Puentes stated in an email Wednesday: “The policy of our company is still to not comment on investigative reports and studies performed by government watchdog agencies. Thanks for your understanding.”

At Wednesday’s press conference, Nguyen portrayed herself as a reformer on the CalOptima board — one that confronted a broken organization rife with conflicts and a “rubber stamp” board — one that included her colleague, Moorlach as the supervisors’ appointee.

Moorlach, along with several former board members and non-profit leaders, defend CalOptima arguing the agency was in solid health when Nguyen arrived. Since her arrival, at least 16 top administrators have left the agency for other jobs within the industry.

Kacic said in a telephone interview Wednesday that as soon as the draft of the proposed changes to the CalOptima board was made public in the fall of 2011, he sent an email to the full board and its provider and membership advisory committees urging them to read it and weigh-in at the Oct. 4 supervisors meeting if they supported or opposed it.

Among other actions, the planned changes would have eliminated the seats of almost all existing board members, including Kacic.

Shortly after his email went out, he said, he received a telephone call from Nguyen, who was “screaming” because he hadn’t told her he was going to send his email.

Kacic said Nguyen “threatened to rewrite” the proposed ordinance “to throw you guys off” right away, rather than waiting until early 2012.

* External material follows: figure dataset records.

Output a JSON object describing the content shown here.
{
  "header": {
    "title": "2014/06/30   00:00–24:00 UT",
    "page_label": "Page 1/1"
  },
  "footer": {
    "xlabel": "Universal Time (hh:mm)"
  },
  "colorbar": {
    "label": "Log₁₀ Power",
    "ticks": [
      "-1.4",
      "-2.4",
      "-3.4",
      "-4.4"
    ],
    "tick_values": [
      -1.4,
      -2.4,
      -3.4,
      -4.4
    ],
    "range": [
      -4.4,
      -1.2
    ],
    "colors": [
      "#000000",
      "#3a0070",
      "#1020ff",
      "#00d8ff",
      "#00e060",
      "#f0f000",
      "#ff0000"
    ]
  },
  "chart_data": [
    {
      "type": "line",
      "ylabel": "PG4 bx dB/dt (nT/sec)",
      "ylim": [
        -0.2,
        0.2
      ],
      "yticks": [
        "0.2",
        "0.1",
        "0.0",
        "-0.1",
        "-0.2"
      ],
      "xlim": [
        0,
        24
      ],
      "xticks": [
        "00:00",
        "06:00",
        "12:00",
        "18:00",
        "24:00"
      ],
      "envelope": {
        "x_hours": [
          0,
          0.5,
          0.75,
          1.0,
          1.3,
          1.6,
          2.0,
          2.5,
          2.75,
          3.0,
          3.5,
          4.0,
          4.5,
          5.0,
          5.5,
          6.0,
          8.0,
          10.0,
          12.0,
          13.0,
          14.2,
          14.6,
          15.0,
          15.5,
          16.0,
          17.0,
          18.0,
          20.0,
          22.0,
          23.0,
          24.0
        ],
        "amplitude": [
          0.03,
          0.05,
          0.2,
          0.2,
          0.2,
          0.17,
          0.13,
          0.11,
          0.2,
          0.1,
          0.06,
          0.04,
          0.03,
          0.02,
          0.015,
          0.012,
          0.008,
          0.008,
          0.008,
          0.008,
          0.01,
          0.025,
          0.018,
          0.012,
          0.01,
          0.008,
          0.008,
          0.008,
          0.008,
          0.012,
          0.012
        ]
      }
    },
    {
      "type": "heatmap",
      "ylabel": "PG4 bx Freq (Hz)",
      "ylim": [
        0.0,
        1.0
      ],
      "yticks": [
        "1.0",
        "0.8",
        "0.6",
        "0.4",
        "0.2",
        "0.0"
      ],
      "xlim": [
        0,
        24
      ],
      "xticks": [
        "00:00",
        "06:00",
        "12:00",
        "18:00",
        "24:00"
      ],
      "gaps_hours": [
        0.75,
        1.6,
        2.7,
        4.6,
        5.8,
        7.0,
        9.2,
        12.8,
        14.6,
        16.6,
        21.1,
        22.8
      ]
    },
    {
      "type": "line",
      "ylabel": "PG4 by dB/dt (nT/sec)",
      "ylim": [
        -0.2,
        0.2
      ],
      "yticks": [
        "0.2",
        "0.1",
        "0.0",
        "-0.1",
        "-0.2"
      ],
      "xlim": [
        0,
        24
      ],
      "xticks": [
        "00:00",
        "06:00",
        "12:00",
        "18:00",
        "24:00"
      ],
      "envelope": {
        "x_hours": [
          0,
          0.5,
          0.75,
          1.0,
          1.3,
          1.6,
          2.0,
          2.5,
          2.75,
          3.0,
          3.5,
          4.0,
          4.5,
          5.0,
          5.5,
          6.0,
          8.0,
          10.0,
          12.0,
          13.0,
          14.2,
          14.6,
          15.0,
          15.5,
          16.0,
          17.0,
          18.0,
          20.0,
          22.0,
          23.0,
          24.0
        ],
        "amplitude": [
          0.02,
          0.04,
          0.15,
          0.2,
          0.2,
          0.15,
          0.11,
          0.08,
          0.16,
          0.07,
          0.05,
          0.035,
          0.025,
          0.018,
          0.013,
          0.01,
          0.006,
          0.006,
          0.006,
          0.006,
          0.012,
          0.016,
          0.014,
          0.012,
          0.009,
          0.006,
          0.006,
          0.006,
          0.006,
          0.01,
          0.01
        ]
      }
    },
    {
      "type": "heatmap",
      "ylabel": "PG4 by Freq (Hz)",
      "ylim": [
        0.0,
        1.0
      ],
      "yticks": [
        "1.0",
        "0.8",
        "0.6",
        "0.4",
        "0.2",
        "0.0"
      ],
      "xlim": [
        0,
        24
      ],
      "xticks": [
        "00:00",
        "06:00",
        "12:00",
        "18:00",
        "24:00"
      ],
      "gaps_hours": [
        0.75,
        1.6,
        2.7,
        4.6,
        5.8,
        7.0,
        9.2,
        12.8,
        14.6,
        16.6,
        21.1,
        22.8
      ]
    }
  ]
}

He said she “hung up on me” after he told her, “You and I both know what you are up to [removing existing board members],” he said.

Nguyen didn’t return a telephone call seeking comment.

At her news conference, Nguyen said the grand jury report was “out-and-out wrong” when it said the ordinance change that remade the CalOptima board of directors began in March 2011.

She said the March 2011 ordinance change applied only to prohibiting CalOptima from participating in health exchanges, which were being set up in California in anticipation of the new national health care law that takes effect next year.

At that time, Puentes, on behalf of HASC, publicly opposed allowing CalOptima to participate in the exchanges. Opposition also came from Republican members of the state Legislature who represented Orange County and from the all-GOP Board of Supervisors.

According to emails obtained by Voice of OC, Puentes also was active behind the scenes on that issue.

“Attached please find the latest version of the [health exchange] Ordinance,” Deputy County Counsel Paul M. Albarian wrote April 8, 2011, to CalOptima’s in-house lawyer, Gary Crockett. “As discussed, I will be sending this version to HASC for review and comment. I plan to discuss with Julie Puentes on Monday. After that I will advise you of any additional changes or concerns that may exist …”

Three days later on April 11, Albarian sent Crockett an email that began: “Gary: Good news. Julie Puentes was agreeable to the Ordinance language we discussed on Friday evening …”

It’s not clear from those emails when discussions began with HASC about changes in the CalOptima board of directors that would ultimately be approved in December.